Bubbles aren’t new—they’ve been around since Dutch tulips—but it’s only recently that they’ve worked their way into the average investor’s lexicon. That’s probably because bubbles happen much more frequently these days.
We never used to get a giant speculative bubble every 7–8 years. But that has been the case since the new millennia.
In 2000, we had the dot-com bubble.
In 2007, we had the housing bubble.
In 2017, we have the everything bubble.
Why do we call it the everything bubble? Well, there is a bubble in a bunch of asset classes simultaneously (I delve deeper into this topic in my free exclusive special report, Investing in the Age of the Everything Bubble).
Let’s look at some of them.
Real Estate
You can spot real estate bubbles all around the world now. Canada, Australia, Sweden, Hong Kong, China—and California—to name a few.
Home prices in California have risen by 69% since 2010. Meanwhile, Canadian housing has shot up 1040% over the same period.
Why do these bubbles exist? For starters, ultra-loose monetary policy (which is also the reason that the bitcoin bubble exists).
What will be the catalysts that deflate these real estate bubbles? I’m not sure, but usually there isn’t a catalyst. The marginal house price just gets too expensive.
It seems pretty nutty that another real estate bubble is forming just ten years after the last one that nearly wiped out the planet. But real estate has been part of the food fight in asset prices and it appears to be peaking.
Cryptocurrencies
You have probably heard about the madness in cryptocurrencies, like Bitcoin, Ethereum, and ripple. Ethereum is up about 3,600% this year. As for bitcoin, it is old and boring and up only 343% this year.
Alt-currencies are being launched left and right, in initial coin offerings (ICOs). These ICOs explode on the first day of trading, and everyone gets rich. Free money!

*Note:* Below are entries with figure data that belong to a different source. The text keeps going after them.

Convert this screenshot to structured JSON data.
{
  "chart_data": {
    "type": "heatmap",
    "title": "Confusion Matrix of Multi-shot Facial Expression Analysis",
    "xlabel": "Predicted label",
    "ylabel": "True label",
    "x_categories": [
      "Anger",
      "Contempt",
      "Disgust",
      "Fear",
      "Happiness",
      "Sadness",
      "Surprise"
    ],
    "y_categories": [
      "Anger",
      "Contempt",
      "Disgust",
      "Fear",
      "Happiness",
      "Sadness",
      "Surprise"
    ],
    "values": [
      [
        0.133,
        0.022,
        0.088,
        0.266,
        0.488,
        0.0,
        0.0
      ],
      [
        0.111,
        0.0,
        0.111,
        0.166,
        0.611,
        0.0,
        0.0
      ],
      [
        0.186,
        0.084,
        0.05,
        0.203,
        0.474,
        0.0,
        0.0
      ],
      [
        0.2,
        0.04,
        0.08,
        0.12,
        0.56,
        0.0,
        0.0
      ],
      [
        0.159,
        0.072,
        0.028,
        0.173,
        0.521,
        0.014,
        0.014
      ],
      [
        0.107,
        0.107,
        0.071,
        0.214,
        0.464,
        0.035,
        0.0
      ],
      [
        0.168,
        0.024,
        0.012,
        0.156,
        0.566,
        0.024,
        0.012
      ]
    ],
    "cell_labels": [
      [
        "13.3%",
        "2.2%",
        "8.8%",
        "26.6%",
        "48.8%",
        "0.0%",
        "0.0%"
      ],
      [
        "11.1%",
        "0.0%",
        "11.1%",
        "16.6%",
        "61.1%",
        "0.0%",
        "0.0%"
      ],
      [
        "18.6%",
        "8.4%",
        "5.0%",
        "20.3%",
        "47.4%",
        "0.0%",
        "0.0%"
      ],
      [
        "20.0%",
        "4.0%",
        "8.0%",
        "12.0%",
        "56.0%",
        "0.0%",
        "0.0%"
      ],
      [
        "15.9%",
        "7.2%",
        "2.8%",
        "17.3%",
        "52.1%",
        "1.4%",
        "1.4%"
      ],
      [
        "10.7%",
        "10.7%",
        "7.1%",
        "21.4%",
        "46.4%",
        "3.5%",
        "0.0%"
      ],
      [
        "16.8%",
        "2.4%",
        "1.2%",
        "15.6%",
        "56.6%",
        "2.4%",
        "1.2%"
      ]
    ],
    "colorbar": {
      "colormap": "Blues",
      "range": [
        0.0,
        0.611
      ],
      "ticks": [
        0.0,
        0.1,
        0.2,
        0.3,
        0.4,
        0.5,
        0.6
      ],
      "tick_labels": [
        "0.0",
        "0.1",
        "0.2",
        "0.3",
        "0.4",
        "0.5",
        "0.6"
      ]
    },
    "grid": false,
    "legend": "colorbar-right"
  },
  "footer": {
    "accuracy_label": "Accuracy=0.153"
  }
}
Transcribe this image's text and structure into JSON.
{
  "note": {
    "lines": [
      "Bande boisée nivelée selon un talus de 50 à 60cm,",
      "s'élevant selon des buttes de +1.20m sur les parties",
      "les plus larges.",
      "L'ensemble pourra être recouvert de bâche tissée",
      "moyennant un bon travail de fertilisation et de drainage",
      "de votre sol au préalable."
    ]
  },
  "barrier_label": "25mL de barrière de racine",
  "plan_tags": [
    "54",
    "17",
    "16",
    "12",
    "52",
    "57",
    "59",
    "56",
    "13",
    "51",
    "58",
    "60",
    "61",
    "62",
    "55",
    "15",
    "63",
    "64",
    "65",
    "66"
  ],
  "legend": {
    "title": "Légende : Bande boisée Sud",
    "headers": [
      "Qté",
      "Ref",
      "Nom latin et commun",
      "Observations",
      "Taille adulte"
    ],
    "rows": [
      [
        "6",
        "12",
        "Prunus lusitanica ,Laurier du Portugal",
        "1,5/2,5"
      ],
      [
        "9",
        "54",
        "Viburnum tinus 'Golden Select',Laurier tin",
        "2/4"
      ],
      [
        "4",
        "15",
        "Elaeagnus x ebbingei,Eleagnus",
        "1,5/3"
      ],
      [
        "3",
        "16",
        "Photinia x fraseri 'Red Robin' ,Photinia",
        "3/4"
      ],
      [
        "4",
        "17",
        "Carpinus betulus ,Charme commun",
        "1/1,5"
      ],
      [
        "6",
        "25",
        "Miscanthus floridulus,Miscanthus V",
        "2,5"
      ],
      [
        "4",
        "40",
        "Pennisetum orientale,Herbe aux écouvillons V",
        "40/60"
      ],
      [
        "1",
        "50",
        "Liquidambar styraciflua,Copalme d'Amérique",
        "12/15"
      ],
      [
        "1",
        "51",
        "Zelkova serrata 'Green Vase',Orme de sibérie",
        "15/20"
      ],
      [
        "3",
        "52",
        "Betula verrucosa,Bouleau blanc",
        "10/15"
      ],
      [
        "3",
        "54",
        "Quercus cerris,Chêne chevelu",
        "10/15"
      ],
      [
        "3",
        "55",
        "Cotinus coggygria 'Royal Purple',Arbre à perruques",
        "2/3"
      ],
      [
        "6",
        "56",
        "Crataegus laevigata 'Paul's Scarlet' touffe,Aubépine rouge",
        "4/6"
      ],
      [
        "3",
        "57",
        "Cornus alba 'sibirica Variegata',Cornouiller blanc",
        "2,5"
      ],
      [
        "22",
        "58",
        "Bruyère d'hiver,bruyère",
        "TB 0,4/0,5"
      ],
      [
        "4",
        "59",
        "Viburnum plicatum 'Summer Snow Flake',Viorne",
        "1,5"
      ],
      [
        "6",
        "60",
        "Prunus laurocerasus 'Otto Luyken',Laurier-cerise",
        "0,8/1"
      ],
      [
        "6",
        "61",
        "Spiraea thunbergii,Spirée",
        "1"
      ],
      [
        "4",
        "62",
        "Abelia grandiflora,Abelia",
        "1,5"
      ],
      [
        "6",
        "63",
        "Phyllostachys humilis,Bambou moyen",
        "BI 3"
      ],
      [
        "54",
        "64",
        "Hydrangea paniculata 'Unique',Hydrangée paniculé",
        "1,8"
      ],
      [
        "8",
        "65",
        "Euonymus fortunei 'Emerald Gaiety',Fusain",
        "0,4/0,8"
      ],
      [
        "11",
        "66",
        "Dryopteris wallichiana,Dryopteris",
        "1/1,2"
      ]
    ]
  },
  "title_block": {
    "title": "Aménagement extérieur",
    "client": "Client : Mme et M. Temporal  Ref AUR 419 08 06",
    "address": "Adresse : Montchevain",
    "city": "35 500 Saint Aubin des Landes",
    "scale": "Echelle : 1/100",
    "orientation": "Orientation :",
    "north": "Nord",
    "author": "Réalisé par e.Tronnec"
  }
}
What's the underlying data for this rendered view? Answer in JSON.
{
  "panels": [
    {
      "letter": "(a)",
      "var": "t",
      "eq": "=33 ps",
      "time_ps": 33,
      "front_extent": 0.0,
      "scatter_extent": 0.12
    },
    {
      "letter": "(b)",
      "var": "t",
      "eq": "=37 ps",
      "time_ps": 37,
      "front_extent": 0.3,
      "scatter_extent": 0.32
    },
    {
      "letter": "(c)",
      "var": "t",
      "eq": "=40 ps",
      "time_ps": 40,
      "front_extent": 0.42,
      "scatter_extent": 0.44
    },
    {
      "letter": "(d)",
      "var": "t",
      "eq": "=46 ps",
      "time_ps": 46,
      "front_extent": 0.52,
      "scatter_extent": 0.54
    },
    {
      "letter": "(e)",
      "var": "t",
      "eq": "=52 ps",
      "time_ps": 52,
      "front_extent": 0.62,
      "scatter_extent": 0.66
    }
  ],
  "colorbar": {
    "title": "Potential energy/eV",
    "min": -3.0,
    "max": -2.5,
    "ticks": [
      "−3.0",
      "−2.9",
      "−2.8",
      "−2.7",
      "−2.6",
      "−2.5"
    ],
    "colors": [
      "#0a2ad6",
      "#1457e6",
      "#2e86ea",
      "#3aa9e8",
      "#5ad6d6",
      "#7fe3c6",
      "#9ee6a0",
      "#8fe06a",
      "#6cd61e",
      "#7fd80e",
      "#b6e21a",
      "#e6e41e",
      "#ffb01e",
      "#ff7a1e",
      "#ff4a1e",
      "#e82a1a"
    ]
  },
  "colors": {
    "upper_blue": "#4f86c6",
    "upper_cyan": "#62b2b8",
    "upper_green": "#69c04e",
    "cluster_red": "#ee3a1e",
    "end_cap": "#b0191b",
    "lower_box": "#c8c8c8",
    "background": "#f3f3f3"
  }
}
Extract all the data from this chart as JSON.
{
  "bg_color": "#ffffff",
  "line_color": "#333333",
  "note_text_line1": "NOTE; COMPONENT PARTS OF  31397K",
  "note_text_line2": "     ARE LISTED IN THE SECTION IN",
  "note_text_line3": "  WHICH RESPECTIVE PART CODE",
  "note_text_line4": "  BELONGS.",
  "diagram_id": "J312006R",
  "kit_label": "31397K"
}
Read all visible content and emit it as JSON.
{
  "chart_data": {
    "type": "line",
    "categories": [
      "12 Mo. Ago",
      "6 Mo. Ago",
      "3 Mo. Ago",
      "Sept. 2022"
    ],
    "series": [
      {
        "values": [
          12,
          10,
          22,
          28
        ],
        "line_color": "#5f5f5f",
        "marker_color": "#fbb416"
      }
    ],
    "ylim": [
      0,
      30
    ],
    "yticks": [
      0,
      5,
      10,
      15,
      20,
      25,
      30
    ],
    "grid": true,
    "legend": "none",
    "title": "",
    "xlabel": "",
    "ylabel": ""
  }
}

When people are making free money, you are pretty close to the end. These ICOs conjure memories of the IPO craze in 1999. That’s the funny thing about free money—everyone wants in.
Cryptocurrencies are a massive bubble because people are making money all out of proportion to their intelligence or work ethic, which is one of the hallmarks of a bubble.
Of course, you could just buy all these cryptocurrencies and ride the bubble. But I’m a little suspicious of buying just electrons or computer code—I like things with cash flows or that are tangible. Call me crazy.
Stocks
It’s also hard to get excited about companies that are generating cash flows. I hate to pick on FAANG stocks—at least they more or less make money—but these five stocks account for too much of the market gains.
Facebook, Amazon, Apple, Netflix and Google are responsible for over 30% of the S&P 500 index gain in market capitalization in 2017.
I talked about another rationale behind these stock prices back in June.
Still, investing in FAANG stocks is a fad like the Nifty Fifty was in the 60s. We may still be talking about the Nifty Fifty today, but nobody is investing in those stocks.
FAANG stocks are hard to short, because:
1.They are gifted and talented camps—companies whose sole purpose it is to hire the smartest people and turn them loose to solve hard problems.
2. They are passively engaged in surveillance.
3. CNBC talks about one of the FAANG stocks 90% of the time.
4. It is a frenzy.
But I assure you, the FAANG stocks will turn. These companies might be changing the world, but that’s not the point. They’re overpriced.